Prerequisites
Before you begin, ensure you have:- ✅ SaladCloud API Key: You’ll need a valid API key with permissions to manage container groups. See our API usage guide for instructions on obtaining your API key.
- ✅ Organization and Project: An active organization and project in SaladCloud
- ✅ Container Group: An existing container group that you want to scale based on hardware metrics
- ✅ Monitoring Infrastructure: A solution to collect and aggregate metrics (self-hosted or cloud service)
- ✅ Serverless Platform Access: Account on a platform like AWS Lambda or Cloudflare Workers for autoscaling logic
GPU Optimization: Hardware utilization autoscaling is particularly effective for GPU workloads where you want to
maintain optimal GPU utilization (typically 70-90%) while avoiding thermal throttling or memory exhaustion. For GPU
workload examples, see our AI & Machine Learning guides.
Overview
Hardware utilization autoscaling works by:- Collecting metrics from running container instances (GPU, CPU, memory usage)
- Aggregating data across all instances to determine overall utilization
- Making scaling decisions based on predefined thresholds and rules
- Calling the SaladCloud API to adjust replica counts (see managing deployments for more details)
- Managing deletion costs automatically via the SaladCloud IMDS SDK to protect busy instances during scale-down
- GPU-intensive workloads: Maintain optimal GPU utilization without overheating
- Variable compute demands: Scale based on actual resource usage patterns
- Cost optimization: Right-size your deployment based on real utilization (see billing details)
- Performance optimization: Prevent resource exhaustion and maintain quality of service
Instance Deletion Cost Management
SaladCloud provides two ways to manage instance deletion costs based on current utilization. Higher deletion costs protect busy instances during scale-down operations:Option 1: IMDS SDK (Recommended for Self-Management)
- Automatic Updates: Instances continuously update deletion costs via the SaladCloud IMDS SDK
- Local Performance: Uses local IMDS endpoint for better performance
- No Authentication: No API keys required within the instance
- Real-time: Immediate updates as utilization changes
- Error Handling: Built-in retry logic and exception handling
- Type Safety: Fully typed method calls and responses
Option 2: SaladCloud Public API (External Management)

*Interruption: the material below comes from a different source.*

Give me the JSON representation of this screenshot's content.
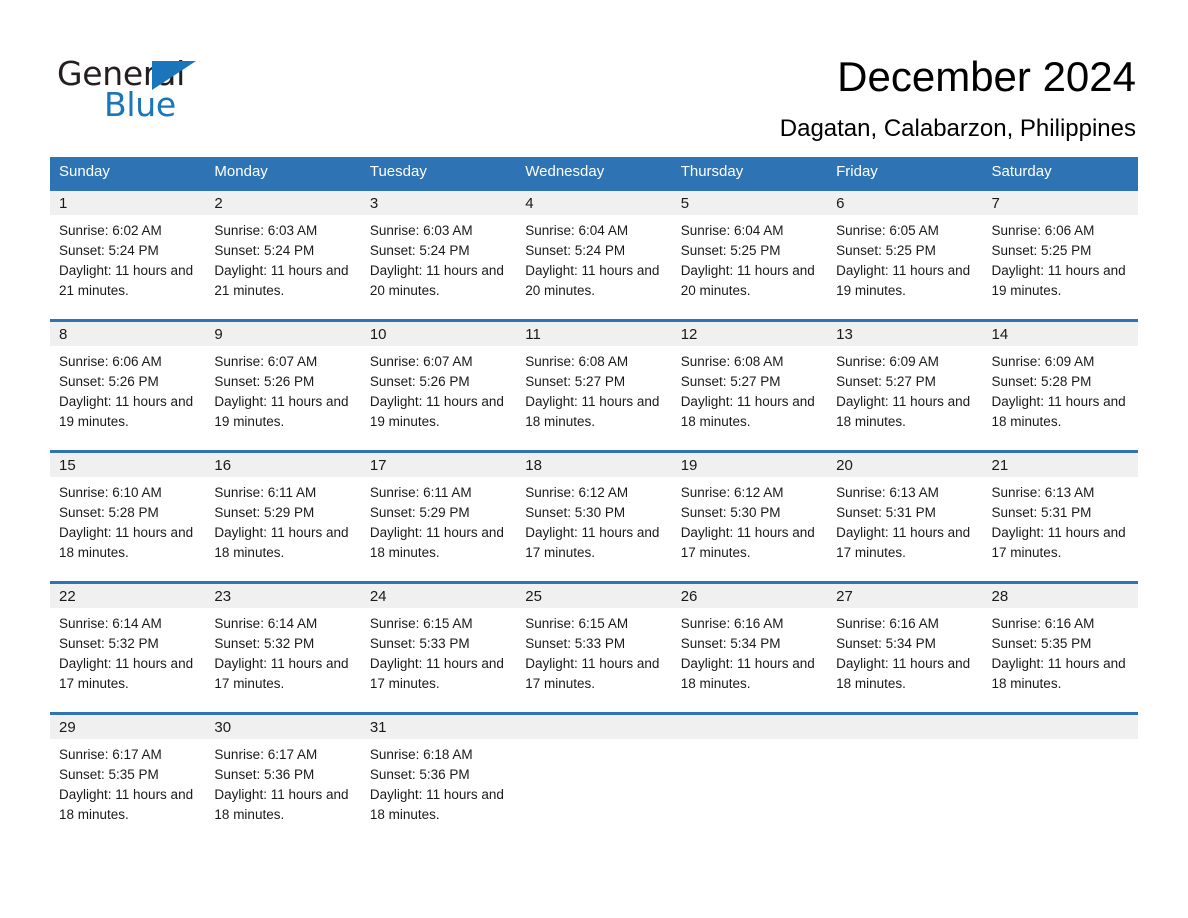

- External Control: Autoscaler updates deletion costs via external API calls
- Centralized: Managed by the autoscaling service rather than individual instances
- API Authentication: Requires SaladCloud API key and proper permissions
- Batch Updates: Can update multiple instances in a single operation
GET /v1/deletion-cost
- Get current deletion costPUT /v1/deletion-cost
- Set deletion cost (integer)GET /v1/status
- Get instance readiness/startup statusGET /v1/token
- Get JWT for external authentication
PATCH /organizations/{org}/projects/{project}/containers/{group}/instances/{container_group_instance_id}
- Update deletion cost
Using the SaladCloud IMDS SDK
The SaladCloud IMDS SDK provides a clean, typed interface for interacting with the Instance Metadata Service. Key benefits include:- Automatic error handling: Built-in retry logic and proper exception handling
- Type safety: Fully typed responses and request parameters
- Simplified API: No need to manually handle HTTP headers or JSON parsing
- Better performance: Optimized connection pooling and timeout handling
Error Handling: The IMDS SDK automatically handles common error scenarios like network timeouts and temporary
service unavailability. Your code should still include try/catch blocks for graceful degradation, but the SDK reduces
the need for manual retry logic. For additional troubleshooting guidance, see our troubleshooting
guide.
Step 1: Implement Metrics Collection
Since SaladCloud containers can only expose one port (used by your main application), instances must push their metrics to an external metrics store rather than exposing a metrics endpoint. This section shows how to collect and push hardware metrics to external services.Metrics Pusher Script
Create a script that collects hardware metrics and pushes them to an external service. The script is modular - you can use just the components you need for your specific metrics destination.Choose Your Integration: You only need to implement the specific metrics destination functions for your use case.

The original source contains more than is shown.